BP beefs up hydrogen team in bet on fuel’s future

(Reuters) – BP (BP.L) is beefing up its hydrogen management team as the energy company prepares to accelerate investments in the low-carbon fuel which it believes will play a key role in the world’s shift away from fossil fuels.

The revamp of the hydrogen team is the first clear sign of changes Anja-Isabel Dotzenrath, a former head of RWE Renewables, has made since becoming BP’s head of natural gas and renewables in March.

It also comes as BP announces it has agreed to buy a 40.5% stake and become operator of an Australian renewable energy project that could become one of the world’s biggest producers of green hydrogen. read more

BP’s new hydrogen organisation will be led by Felipe Arbelaez, a veteran BP executive who has helped shape its renewables strategy since Chief Executive Bernard Looney took office in 2020, according to an internal memo seen by Reuters.

The business will include six regional team leaders as well as two separate teams dedicated to technical developments and integration of hydrogen in BP’s operations, the memo said.

The changes will take effect on July 1.

BP also plans to recruit around 100 people to the hydrogen team this year after hiring a similar number last year, a spokesperson said.

Hydrogen is today used primarily in oil refineries but its production from natural gas is highly carbon-intensive.

Demand for so-called blue hydrogen, where production emissions are captures, and green hydrogen, which is produced from renewable energy by splitting water, is expected to play an important role decarbonising heavy industry and transport.

Both blue and green hydrogen technologies are still in their infancy and at least twice as expensive in production terms than regular, so-called grey hydrogen.

The decision to increase the focus on hydrogen follows an acceleration in government and industry plans to plough billions into the fuel in the coming decades as they seek to slash greenhouse gas emissions, Arbelaez told Reuters.

“We’re starting to see evidence that the desire to progress the hydrogen market is really accelerating across all nations and particularly in Europe, Asia and the United States,” Arbelaez said.

The shock to global energy prices following Russia’s invasion of Ukraine in February has further boosted the outlook, he said.

“The (hydrogen) market doesn’t exist in reality today.
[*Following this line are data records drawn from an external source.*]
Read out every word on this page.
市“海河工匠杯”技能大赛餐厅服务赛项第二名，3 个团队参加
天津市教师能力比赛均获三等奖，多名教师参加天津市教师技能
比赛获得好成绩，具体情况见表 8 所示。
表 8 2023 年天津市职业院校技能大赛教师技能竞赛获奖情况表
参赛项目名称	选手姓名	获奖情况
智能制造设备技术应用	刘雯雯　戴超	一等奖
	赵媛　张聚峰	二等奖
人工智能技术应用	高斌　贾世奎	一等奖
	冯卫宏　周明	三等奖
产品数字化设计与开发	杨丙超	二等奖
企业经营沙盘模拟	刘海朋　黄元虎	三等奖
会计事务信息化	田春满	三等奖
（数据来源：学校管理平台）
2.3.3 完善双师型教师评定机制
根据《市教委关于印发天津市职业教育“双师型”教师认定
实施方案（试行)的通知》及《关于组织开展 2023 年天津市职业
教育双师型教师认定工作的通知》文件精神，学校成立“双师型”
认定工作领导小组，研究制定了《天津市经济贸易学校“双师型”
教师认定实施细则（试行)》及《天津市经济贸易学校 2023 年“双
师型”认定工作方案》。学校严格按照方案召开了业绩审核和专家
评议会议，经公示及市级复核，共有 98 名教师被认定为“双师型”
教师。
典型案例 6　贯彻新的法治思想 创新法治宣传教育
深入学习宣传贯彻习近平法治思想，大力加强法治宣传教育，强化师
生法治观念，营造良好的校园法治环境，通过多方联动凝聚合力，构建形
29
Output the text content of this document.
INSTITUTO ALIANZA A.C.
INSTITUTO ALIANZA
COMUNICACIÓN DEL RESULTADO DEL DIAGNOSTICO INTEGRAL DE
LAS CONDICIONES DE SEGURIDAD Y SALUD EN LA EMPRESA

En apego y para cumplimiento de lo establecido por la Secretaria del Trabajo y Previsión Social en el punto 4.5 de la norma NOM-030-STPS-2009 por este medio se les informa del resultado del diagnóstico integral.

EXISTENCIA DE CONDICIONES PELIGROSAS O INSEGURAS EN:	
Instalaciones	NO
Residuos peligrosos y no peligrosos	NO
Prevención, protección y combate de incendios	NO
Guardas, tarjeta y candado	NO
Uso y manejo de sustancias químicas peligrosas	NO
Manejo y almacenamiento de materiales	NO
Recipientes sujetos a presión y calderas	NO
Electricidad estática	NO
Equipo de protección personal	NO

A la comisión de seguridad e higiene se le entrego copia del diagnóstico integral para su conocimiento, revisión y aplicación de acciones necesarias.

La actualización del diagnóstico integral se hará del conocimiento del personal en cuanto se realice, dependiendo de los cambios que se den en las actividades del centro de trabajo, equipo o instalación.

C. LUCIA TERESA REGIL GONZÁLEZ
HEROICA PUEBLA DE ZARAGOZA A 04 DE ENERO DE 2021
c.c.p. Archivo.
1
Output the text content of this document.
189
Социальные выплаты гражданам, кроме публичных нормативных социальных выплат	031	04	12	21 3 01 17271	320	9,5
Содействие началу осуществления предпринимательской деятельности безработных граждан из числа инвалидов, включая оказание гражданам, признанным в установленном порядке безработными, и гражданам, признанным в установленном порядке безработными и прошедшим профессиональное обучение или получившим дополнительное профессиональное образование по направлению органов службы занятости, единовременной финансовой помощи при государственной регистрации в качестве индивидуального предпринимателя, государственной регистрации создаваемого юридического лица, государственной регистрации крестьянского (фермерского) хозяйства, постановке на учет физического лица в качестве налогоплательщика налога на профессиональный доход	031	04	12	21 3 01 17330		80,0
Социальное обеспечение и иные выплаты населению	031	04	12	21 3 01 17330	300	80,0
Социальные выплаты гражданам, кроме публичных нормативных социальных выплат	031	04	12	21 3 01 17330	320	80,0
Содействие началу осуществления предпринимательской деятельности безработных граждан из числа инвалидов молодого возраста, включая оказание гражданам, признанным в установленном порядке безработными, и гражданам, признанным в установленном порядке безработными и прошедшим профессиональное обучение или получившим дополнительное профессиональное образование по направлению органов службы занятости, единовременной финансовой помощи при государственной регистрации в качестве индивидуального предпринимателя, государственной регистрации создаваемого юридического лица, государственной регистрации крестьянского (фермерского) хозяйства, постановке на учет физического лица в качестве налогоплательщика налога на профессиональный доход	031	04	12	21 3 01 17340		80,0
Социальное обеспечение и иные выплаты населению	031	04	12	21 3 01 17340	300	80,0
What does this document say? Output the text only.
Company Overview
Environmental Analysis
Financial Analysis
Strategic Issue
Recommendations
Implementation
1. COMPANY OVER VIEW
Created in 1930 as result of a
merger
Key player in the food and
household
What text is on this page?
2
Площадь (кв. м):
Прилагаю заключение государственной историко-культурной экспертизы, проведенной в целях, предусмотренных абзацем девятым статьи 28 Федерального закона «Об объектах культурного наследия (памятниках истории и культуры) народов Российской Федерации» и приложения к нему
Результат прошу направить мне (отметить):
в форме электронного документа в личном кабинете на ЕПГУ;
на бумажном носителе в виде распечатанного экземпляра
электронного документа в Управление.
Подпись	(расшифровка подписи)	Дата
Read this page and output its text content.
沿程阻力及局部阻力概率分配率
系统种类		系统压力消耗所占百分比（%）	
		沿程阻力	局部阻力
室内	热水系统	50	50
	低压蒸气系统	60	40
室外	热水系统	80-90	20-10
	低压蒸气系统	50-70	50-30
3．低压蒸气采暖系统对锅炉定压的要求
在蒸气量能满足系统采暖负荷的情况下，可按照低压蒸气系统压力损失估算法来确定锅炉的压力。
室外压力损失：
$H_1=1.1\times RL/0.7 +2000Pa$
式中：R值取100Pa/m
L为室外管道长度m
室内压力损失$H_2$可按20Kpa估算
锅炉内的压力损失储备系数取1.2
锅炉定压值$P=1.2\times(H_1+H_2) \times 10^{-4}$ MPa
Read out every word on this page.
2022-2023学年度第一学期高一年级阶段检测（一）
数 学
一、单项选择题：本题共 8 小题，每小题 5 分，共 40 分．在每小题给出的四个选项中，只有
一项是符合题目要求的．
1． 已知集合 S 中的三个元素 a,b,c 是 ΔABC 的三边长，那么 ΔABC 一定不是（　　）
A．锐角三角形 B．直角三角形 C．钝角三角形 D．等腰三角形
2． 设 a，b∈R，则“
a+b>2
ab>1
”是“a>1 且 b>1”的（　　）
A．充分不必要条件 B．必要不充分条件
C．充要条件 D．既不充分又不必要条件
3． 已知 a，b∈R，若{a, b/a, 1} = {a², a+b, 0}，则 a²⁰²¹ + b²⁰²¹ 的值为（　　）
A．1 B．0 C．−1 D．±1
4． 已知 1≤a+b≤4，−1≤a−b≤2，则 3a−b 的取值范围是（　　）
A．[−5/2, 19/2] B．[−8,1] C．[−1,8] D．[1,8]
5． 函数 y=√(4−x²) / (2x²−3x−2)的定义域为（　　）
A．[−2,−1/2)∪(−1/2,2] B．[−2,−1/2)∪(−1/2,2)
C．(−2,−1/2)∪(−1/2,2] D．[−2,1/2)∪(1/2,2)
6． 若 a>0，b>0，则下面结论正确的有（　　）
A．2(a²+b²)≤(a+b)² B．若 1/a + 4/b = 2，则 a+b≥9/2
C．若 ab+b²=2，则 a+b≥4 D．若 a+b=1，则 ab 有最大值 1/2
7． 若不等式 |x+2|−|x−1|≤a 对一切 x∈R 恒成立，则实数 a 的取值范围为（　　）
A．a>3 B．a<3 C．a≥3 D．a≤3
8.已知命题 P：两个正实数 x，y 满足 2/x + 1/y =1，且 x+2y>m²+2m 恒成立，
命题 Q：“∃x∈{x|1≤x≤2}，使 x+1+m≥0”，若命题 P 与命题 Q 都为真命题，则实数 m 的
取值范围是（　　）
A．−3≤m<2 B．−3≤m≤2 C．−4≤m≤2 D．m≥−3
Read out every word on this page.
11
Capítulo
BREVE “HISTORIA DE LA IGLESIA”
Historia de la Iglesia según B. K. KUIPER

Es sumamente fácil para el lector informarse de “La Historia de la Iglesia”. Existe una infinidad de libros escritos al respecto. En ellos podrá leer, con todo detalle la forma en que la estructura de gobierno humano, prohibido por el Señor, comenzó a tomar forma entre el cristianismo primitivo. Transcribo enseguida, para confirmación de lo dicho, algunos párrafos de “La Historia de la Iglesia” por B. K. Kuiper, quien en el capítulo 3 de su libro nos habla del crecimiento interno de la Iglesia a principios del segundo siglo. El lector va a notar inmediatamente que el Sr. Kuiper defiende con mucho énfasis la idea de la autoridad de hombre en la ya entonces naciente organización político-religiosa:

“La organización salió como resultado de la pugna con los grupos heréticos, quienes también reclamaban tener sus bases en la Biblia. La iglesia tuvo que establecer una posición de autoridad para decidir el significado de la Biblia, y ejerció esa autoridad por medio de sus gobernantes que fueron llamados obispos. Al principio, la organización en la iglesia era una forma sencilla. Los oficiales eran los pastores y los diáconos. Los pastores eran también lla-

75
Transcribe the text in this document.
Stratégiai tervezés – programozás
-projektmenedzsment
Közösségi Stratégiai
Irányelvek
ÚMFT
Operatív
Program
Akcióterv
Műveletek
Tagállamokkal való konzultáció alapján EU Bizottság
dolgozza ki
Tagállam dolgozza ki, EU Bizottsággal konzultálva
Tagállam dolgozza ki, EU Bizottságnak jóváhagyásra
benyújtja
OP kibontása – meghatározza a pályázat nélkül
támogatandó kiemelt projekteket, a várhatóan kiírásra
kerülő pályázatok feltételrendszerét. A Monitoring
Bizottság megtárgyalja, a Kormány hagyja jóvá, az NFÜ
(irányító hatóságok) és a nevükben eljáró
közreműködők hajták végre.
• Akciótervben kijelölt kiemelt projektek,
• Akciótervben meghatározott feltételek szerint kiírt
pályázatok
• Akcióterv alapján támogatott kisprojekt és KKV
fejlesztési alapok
But what we are seeing is government ambitions to decarbonise and move away from hydrocarbons and in particularly to replace natural gas,” Arbelaez said.

“Those ambitions are accelerating and the need for security of supply of energy, particularly in the European context on the back of the Ukrainian conflict, really accelerating the desire to develop alternatives.”

BP is starting to negotiate its first hydrogen supply contract for a period of up to 10 years, which will be linked to the carbon content of the fuel, Arbelaez said.

The company expects low-carbon hydrogen demand to reach 380 to 450 million tonnes per year by 2050, representing up to 15% of the total energy mix.

But while demand will be focused in Europe, the United States and Asia, production will be centred in other regions including Australia, the Middle East and South America, Arbelaez said.

To bridge that gap, BP plans to invest in technologies and hubs to liquefy hydrogen and ship it to consumers, he said.

To be liquefied, hydrogen needs to be cooled down to below 250 degrees Celsius, an extremely energy-intensive process.

BP aims to capture a 10% share of the global hydrogen market.

Its spending on hydrogen and carbon capture and storage technology is “not a big number today”, Arbelaez said, but investment in low-carbon business will account for 40% of capital expenditure by the end of the decade.